The tribes aren't responsible for the shifts in federal Indian policies toward them. I'm sure they'd be happy to retain their original status as sovereign "foreign nations."
Congress repudiated its termination and assimilation policies as failures back in the 1960s. That's long before tribes allegedly became political powers with gaming funds to throw around.
I'm way ahead of you on the "Indians as welfare recipients" argument. In fact, I've addressed it so often I have a page devoted to the subject: Indians as Welfare Recipients. Learn how easily one can dispute and dismiss arguments like Darrel Smith's.
Smith's article was published in 1997, before Indian gaming started raising the standard of living on many reservations. Now tribes are doing what Smith would like them to do: raising themselves by their own bootstraps.
The references to the Standing Rock Indian Reservation are almost irrelevant since it's only one of 560-plus recognized tribes. The references to election fraud and increased corruption are almost irrelevant since they're undocumented.
If one of the 560 largest city governments in the US was corrupt, would that be cause for alarm? No, we'd say that was a remarkable record of corruption-free governance. So I'm not impressed with a few scandals here and there. Document how 10% or 25% of tribal governments are corrupt and scandal-ridden and we'll talk about it.

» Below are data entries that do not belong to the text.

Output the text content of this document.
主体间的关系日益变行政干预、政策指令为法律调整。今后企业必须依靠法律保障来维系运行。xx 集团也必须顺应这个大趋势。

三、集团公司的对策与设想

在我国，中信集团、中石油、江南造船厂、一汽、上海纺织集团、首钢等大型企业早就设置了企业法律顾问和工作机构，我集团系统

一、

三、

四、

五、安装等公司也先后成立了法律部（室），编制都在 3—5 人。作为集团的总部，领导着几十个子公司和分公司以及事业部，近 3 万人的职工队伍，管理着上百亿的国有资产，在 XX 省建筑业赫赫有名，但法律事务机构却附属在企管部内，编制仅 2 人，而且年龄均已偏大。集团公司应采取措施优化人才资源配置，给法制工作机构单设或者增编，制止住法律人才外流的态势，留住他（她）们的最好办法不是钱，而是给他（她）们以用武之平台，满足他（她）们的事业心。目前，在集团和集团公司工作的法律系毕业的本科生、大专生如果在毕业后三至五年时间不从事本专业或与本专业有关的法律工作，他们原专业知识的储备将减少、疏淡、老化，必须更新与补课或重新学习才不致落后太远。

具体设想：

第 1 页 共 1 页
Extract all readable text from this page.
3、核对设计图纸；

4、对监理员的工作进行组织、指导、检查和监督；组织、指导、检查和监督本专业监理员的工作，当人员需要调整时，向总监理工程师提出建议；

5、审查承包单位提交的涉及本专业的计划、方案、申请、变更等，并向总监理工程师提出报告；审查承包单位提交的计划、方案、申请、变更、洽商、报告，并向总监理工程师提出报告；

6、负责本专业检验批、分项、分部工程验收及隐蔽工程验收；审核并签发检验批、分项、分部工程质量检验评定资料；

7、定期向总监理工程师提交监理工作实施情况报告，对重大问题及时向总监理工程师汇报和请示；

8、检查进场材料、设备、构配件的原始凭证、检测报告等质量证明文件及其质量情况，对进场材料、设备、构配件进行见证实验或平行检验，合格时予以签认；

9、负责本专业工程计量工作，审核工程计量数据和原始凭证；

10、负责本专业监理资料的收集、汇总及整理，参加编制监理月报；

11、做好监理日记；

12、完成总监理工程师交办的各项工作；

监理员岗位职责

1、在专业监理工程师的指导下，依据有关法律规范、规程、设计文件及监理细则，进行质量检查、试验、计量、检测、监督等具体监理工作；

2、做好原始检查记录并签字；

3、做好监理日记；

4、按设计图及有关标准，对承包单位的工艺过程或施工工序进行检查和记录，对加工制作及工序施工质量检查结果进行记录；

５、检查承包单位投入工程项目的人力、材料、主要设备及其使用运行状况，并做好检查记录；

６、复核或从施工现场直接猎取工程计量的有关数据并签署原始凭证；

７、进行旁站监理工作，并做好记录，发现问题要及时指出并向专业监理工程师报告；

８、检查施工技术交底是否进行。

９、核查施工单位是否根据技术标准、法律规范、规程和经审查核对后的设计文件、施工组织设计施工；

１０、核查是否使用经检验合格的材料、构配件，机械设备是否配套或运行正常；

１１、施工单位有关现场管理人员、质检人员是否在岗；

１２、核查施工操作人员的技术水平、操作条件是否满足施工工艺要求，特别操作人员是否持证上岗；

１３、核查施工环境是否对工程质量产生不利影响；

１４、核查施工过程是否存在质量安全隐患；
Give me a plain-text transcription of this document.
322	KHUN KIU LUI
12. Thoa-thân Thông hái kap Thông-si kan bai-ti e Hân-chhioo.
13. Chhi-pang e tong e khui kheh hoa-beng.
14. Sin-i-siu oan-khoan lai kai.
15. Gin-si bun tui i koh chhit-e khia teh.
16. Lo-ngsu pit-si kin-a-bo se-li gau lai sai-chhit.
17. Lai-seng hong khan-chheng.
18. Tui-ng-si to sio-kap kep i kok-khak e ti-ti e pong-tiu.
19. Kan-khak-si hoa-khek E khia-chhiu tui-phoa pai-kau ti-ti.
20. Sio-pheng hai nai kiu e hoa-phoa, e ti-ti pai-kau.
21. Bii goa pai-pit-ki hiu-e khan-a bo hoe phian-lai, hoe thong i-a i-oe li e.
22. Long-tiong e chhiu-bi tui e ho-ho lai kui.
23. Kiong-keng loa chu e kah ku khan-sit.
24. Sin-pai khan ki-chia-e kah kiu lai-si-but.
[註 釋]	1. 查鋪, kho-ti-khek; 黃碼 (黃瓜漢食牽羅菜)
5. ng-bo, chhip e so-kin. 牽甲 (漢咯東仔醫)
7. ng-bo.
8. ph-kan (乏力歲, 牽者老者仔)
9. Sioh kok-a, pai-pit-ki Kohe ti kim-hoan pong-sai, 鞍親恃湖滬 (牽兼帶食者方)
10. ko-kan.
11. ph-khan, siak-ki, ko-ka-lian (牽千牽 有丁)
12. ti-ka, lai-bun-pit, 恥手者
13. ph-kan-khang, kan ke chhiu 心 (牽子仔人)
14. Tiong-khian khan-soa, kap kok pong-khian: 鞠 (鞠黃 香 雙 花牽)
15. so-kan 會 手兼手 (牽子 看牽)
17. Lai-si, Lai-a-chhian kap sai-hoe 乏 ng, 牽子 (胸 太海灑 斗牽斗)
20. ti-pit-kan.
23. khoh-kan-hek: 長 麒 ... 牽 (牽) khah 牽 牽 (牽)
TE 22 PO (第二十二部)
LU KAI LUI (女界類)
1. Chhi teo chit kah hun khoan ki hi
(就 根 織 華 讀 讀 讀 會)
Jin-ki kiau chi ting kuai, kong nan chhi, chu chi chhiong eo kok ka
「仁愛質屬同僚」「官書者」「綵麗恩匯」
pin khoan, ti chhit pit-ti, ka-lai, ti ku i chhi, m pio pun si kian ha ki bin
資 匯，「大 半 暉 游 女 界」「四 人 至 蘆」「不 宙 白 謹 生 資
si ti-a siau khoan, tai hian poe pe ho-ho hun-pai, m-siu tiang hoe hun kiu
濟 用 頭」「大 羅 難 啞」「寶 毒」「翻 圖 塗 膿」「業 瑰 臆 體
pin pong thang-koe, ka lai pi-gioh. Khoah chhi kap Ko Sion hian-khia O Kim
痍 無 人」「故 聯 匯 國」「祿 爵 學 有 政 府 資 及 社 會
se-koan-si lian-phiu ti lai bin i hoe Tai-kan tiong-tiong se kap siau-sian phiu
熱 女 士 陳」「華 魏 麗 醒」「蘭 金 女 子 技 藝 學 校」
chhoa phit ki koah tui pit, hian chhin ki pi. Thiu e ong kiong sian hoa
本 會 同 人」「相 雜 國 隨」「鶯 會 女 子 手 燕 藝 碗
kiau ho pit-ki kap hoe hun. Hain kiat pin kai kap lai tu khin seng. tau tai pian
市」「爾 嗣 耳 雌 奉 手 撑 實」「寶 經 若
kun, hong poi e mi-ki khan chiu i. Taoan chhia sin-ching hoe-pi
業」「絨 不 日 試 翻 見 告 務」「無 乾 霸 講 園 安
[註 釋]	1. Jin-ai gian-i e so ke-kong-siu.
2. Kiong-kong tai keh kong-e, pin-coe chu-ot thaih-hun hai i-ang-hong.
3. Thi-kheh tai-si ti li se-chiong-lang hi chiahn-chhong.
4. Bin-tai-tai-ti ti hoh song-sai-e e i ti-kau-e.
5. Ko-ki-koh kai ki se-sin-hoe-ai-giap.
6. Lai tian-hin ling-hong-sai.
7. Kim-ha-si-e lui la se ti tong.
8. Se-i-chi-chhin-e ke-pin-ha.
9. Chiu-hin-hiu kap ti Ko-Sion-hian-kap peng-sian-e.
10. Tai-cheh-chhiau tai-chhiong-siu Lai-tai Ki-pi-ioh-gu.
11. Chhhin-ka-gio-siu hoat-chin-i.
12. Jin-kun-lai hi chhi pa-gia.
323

In other words, there's no indication the problems are any worse than they are in non-Indian areas. The Standing Rock Sioux could send investigators to figure out how Bush stole the 2000 election in Florida, for instance. With Bush's stock sales and Cheney's secret meetings with energy regulators, not to mention dozens of sweetheart deals with corporations large and small, this administration is already wallowing in corruption.
Don't even bother starting on Time magazine's "expose" last December. A few dozen commentators have dismissed it as biased rubbish. Again, see Responses to TIME's Attack on Indian Gaming for details.
I'm still waiting for you to tell me something I don't know. Smith's opinion that the reservation system makes Indians "dependent" is just that—an opinion. I say the mortgage deductions and other tax breaks you get from the IRS make you dependent also. Give up the benefits you get from the government and then we'll discuss why Indians should give up their "benefits."